In the two years that I owned it, the Saab and I shared many journeys from camping in the Yarra Ranges, to the five-hour each way journey from Melbourne to Port Fairy with a camper trailer in tow. The 9000 was probably most at home on a nice straight highway, where its engine was torquey enough and it didn't often have to change gears, although cruise control would have been nice. Corners were certainly not its strength, nor was city traffic in which it provided endless entertainment by solidly clunking between first and second gears unless a delicate throttle adjustment was applied at exactly the right moment.

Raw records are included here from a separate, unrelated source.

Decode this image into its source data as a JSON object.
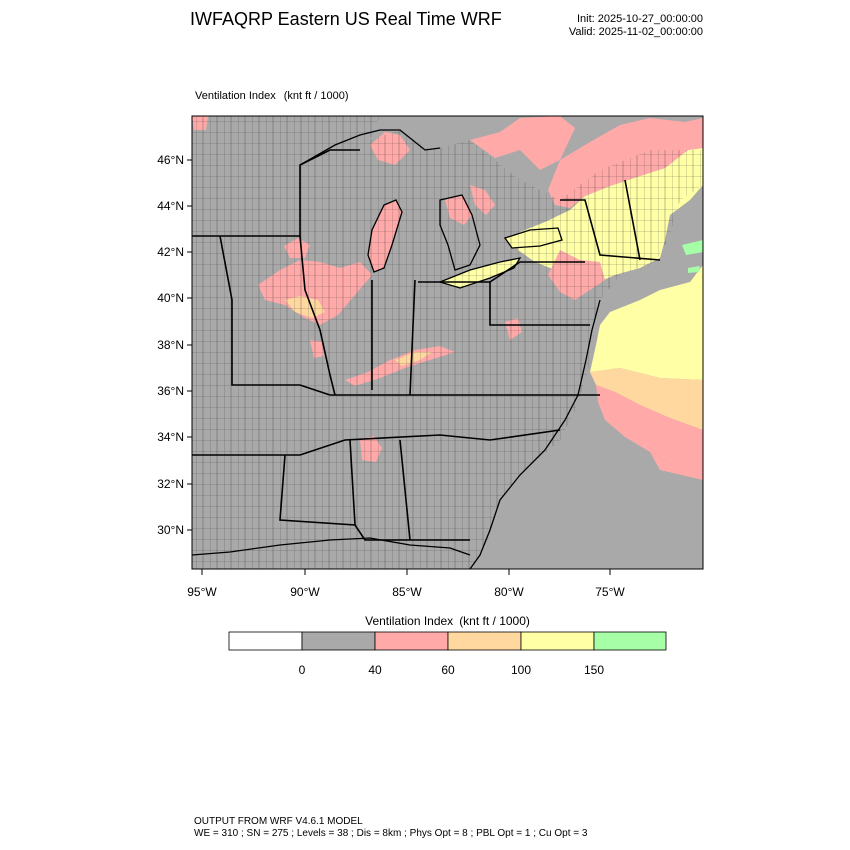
{
  "header": {
    "title": "IWFAQRP Eastern US Real Time WRF",
    "init": "Init: 2025-10-27_00:00:00",
    "valid": "Valid: 2025-11-02_00:00:00"
  },
  "plot": {
    "field_name": "Ventilation Index",
    "units": "(knt ft / 1000)",
    "lat_labels": [
      "46°N",
      "44°N",
      "42°N",
      "40°N",
      "38°N",
      "36°N",
      "34°N",
      "32°N",
      "30°N"
    ],
    "lon_labels": [
      "95°W",
      "90°W",
      "85°W",
      "80°W",
      "75°W"
    ]
  },
  "colorbar": {
    "title": "Ventilation Index",
    "units": "(knt ft / 1000)",
    "bins": [
      {
        "color": "#ffffff"
      },
      {
        "color": "#a9a9a9"
      },
      {
        "color": "#ffa9a9"
      },
      {
        "color": "#ffd8a0"
      },
      {
        "color": "#ffffa6"
      },
      {
        "color": "#a6ffa6"
      }
    ],
    "tick_labels": [
      "0",
      "40",
      "60",
      "100",
      "150"
    ]
  },
  "colors": {
    "background_field": "#a9a9a9",
    "level_40_60": "#ffa9a9",
    "level_60_100": "#ffd8a0",
    "level_100_150": "#ffffa6",
    "level_150_plus": "#a6ffa6"
  },
  "footer": {
    "line1": "OUTPUT FROM WRF V4.6.1 MODEL",
    "line2": "WE = 310 ; SN = 275 ; Levels = 38 ; Dis = 8km ; Phys Opt = 8 ; PBL Opt = 1 ; Cu Opt = 3"
  }
}
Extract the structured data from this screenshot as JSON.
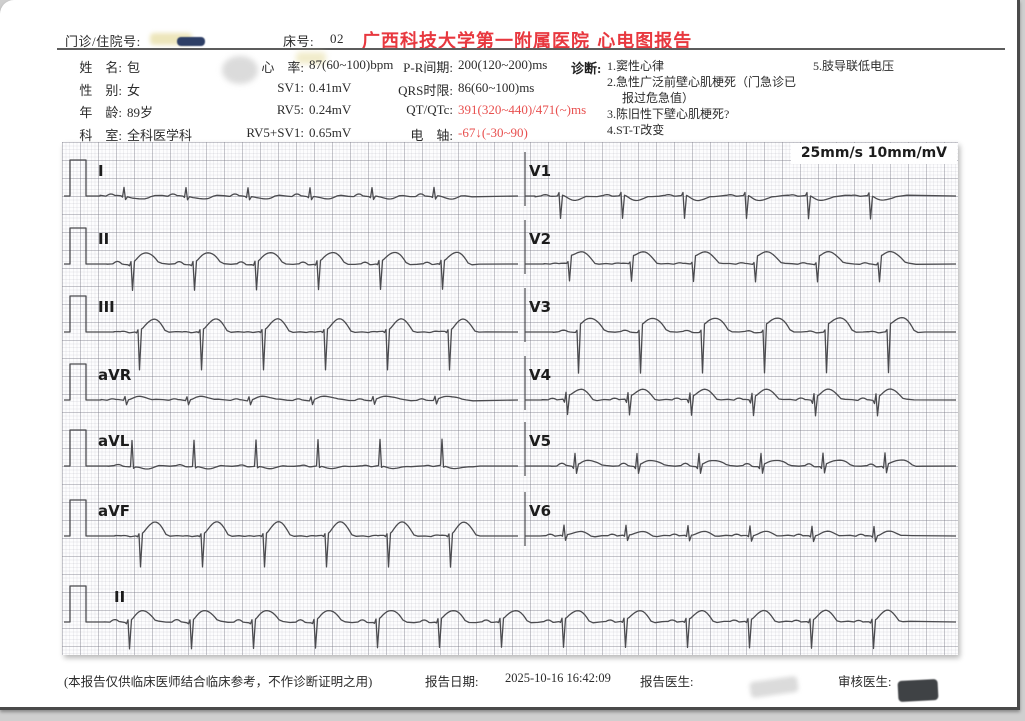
{
  "header": {
    "exam_no_label": "门诊/住院号:",
    "bed_label": "床号:",
    "bed_value": "02",
    "title": "广西科技大学第一附属医院 心电图报告"
  },
  "colors": {
    "title_red": "#e8383f",
    "alert_red": "#e8504f",
    "trace": "#4b4b4f"
  },
  "patient": [
    {
      "label": "姓　名:",
      "value": "包"
    },
    {
      "label": "性　别:",
      "value": "女"
    },
    {
      "label": "年　龄:",
      "value": "89岁"
    },
    {
      "label": "科　室:",
      "value": "全科医学科"
    }
  ],
  "measurements": [
    {
      "label": "心　率:",
      "value": "87(60~100)bpm"
    },
    {
      "label": "SV1:",
      "value": "0.41mV"
    },
    {
      "label": "RV5:",
      "value": "0.24mV"
    },
    {
      "label": "RV5+SV1:",
      "value": "0.65mV"
    }
  ],
  "intervals": [
    {
      "label": "P-R间期:",
      "value": "200(120~200)ms",
      "alert": false
    },
    {
      "label": "QRS时限:",
      "value": "86(60~100)ms",
      "alert": false
    },
    {
      "label": "QT/QTc:",
      "value": "391(320~440)/471(~)ms",
      "alert": true
    },
    {
      "label": "电　轴:",
      "value": "-67↓(-30~90)",
      "alert": true
    }
  ],
  "diagnosis": {
    "label": "诊断:",
    "items": [
      "1.窦性心律",
      "2.急性广泛前壁心肌梗死（门急诊已报过危急值）",
      "3.陈旧性下壁心肌梗死?",
      "4.ST-T改变"
    ],
    "items_col2": [
      "5.肢导联低电压"
    ]
  },
  "ecg": {
    "scale_label": "25mm/s 10mm/mV",
    "left_leads": [
      "I",
      "II",
      "III",
      "aVR",
      "aVL",
      "aVF"
    ],
    "right_leads": [
      "V1",
      "V2",
      "V3",
      "V4",
      "V5",
      "V6"
    ],
    "rhythm_lead": "II",
    "waveforms": {
      "I": {
        "p": 2,
        "q": 1,
        "r": 9,
        "s": 3,
        "st": 0,
        "t": -3
      },
      "II": {
        "p": 2,
        "q": 1,
        "r": 3,
        "s": 26,
        "st": 3,
        "t": 10
      },
      "III": {
        "p": 1,
        "q": 1,
        "r": 2,
        "s": 38,
        "st": 3,
        "t": 11
      },
      "aVR": {
        "p": 1,
        "q": 0,
        "r": 4,
        "s": 4,
        "st": 1,
        "t": 3
      },
      "aVL": {
        "p": 1,
        "q": 0,
        "r": 26,
        "s": 2,
        "st": -1,
        "t": -2
      },
      "aVF": {
        "p": 1,
        "q": 1,
        "r": 2,
        "s": 31,
        "st": 3,
        "t": 12
      },
      "V1": {
        "p": 1,
        "q": 0,
        "r": 3,
        "s": 23,
        "st": 0,
        "t": -4
      },
      "V2": {
        "p": 1,
        "q": 0,
        "r": 2,
        "s": 17,
        "st": 9,
        "t": 7
      },
      "V3": {
        "p": 1,
        "q": 0,
        "r": 2,
        "s": 41,
        "st": 8,
        "t": 10
      },
      "V4": {
        "p": 2,
        "q": 3,
        "r": 7,
        "s": 15,
        "st": 5,
        "t": 8
      },
      "V5": {
        "p": 2,
        "q": 2,
        "r": 13,
        "s": 7,
        "st": 2,
        "t": 5
      },
      "V6": {
        "p": 2,
        "q": 1,
        "r": 10,
        "s": 5,
        "st": 1,
        "t": 4
      }
    }
  },
  "footer": {
    "disclaimer": "(本报告仅供临床医师结合临床参考，不作诊断证明之用)",
    "report_date_label": "报告日期:",
    "report_date": "2025-10-16 16:42:09",
    "report_doctor_label": "报告医生:",
    "review_doctor_label": "审核医生:"
  }
}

When the time came to move on, it was not hard to let this one go. In two years I think I had formed less of an emotional attachment to this car than I had to my Peugeot in just five months. If nothing else I had a love-hate relationship with this car. Hate, because of its expensive troubles and uninvolving driving experience, yet still a hint of love because it was a car, and it was mine. Also, in a strange Swedish way it was just a little bit special.